Können Sie sich vorstellen, wie Menschen jeden Tag drei Stunden lang in dieser Kälte für Frühstück, Mittag- und Abendessen Schlange stehen müssen?
Können Sie sich vorstellen, wie es ist, ohne Hoffnung leben zu müssen, ohne etwas über Ihre eigene Zukunft zu wissen?
Dies sind nur einige Beispiele für die Realität, mit denen die Menschen tagtäglich konfrontiert sind. Während Sie nach Griechenland reisen, leben 5.700 Menschen in Moria, darunter 1.800 gefährdete Kinder, die in völligem Elend leben.
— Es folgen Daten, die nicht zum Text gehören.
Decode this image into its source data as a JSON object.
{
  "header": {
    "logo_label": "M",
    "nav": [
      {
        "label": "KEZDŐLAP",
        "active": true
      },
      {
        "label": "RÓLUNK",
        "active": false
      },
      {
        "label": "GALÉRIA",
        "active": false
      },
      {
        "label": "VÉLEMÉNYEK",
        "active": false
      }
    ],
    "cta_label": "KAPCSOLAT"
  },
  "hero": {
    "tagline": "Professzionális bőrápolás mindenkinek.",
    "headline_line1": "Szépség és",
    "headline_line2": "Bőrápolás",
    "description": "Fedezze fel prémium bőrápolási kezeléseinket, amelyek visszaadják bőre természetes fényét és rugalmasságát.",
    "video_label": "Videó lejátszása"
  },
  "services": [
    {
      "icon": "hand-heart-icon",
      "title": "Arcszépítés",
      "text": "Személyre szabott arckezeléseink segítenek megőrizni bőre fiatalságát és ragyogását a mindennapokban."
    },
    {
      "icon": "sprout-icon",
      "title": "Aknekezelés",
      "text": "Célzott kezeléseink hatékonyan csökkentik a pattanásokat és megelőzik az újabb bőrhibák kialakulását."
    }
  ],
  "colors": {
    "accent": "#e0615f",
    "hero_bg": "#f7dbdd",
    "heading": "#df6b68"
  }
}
Etwa 2.700 Menschen müssen bei winterlichen Temperaturen und unter unannehmbaren Lebensbedingungen in Zelten übernachten.
Täglich sieht unser medizinisches Team mehr als 100 Kinder, zum Beispiel mit Atemwegsinfektionen, Durchfall, Hautkrankheiten und psychischen Problemen - viele dieser Beschwerden wurden durch die schrecklichen Lebensbedingungen verursacht und werden durch diese noch verschlimmert.
Wir sind nur eine medizinische Hilfsorganisation, die versucht, ihren Beitrag zu leisten, wo immer es möglich ist. Ist Europa wirklich der Meinung, dass all diese Probleme von Nichtregierungsorganisationen gelöst werden können und sollten?
Als europäische Bürgerin empfinde ich Verantwortungsbewusstsein dafür, dass diese Flüchtlinge und Migranten mit Würde und Respekt behandelt werden und die Rechte erhalten, auf die sie Anspruch haben. Die Situation, die ich in Griechenland sehe, beschämt mich. Die europäischen Länder, einschließlich meines eigenen, haben Menschen in Not den Rücken zugekehrt.
Ich möchte Sie einladen, die griechischen Inseln zu besuchen, nach Lesbos, Samos oder Chios zu kommen, um selbst zu sehen und persönlich zu erfahren, unter welchen Bedingungen die Menschen unter Obhut der EU leben.
Sehr gerne stehe ich für ein Gespräch zur Verfügung.